The FCA added: “Consumers should be aware of the risks and fully consider whether investing in high-return investments based on cryptoassets is appropriate for them.
“They should check and carefully consider the cryptoasset business involved.”
‘High risks already inherent in cryptoassets are being compounded by scam activity’
Laith Khalaf, financial analyst at AJ Bell, said: “The idea of getting rich quick is as dangerous as it is attractive and anyone who invests in cryptocurrencies should be prepared to lose their shirt, or a considerable portion of it.
“The regulator is clearly concerned that the high risks already inherent in cryptoassets are being compounded by scam activity, as well as unregulated firms targeting consumers with marketing material that highlights the rewards, but not the potential downside, of investing in cryptoassets.
“You can see how the rapid price appreciation of Bitcoin, combined with aggressive marketing and low interest rates on cash, creates a perfect storm for consumers looking to get a decent return on their money.
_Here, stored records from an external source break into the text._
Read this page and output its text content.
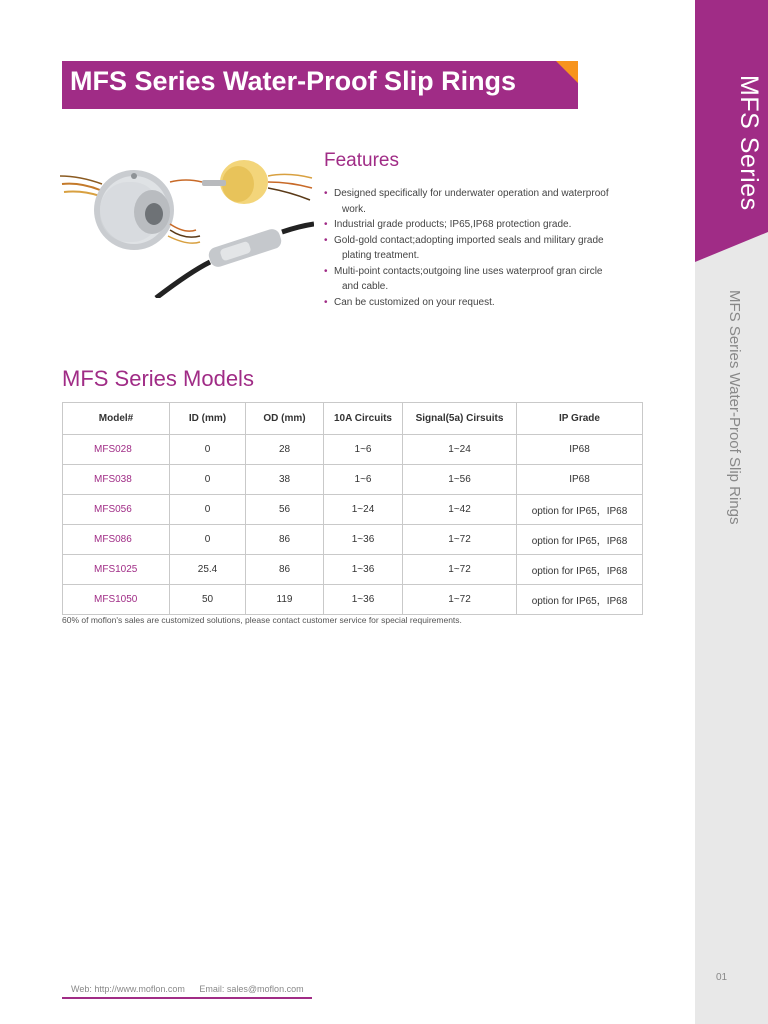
MFS Series
MFS Series Water-Proof Slip Rings
01
MFS Series Water-Proof Slip Rings
Features
• Designed specifically for underwater operation and waterproof
work.
• Industrial grade products; IP65,IP68 protection grade.
• Gold-gold contact;adopting imported seals and military grade
plating treatment.
• Multi-point contacts;outgoing line uses waterproof gran circle
and cable.
• Can be customized on your request.
MFS Series Models
Model#	ID (mm)	OD (mm)	10A Circuits	Signal(5a) Cirsuits	IP Grade
MFS028	0	28	1~6	1~24	IP68
MFS038	0	38	1~6	1~56	IP68
MFS056	0	56	1~24	1~42	option for IP65，IP68
MFS086	0	86	1~36	1~72	option for IP65，IP68
MFS1025	25.4	86	1~36	1~72	option for IP65，IP68
MFS1050	50	119	1~36	1~72	option for IP65，IP68
60% of moflon's sales are customized solutions, please contact customer service for special requirements.
Web: http://www.moflon.com Email: sales@moflon.com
“Unfortunately, Bitcoin and other cryptoassets are subject to dramatic price falls as well as rises. Consumers should be on high alert for unsolicited communications linked to Bitcoin or other cryptocurrencies and should consider any marketing material with an extremely critical eye.
“They should also make sure any firm they are dealing with is regulated, or at least has temporary permissions from the regulator. The fear is that consumers are leapfrogging stocks and bonds and going straight from cash to Bitcoin, in the mistaken belief it’s much the same.
“Buying Bitcoin and other cryptocurrencies should be something you do with money you are prepared to lose and after you have already built up a sizeable portfolio. If you haven’t got a stocks and shares ISA, then you should seriously stop and consider whether you should be investing in Bitcoin.”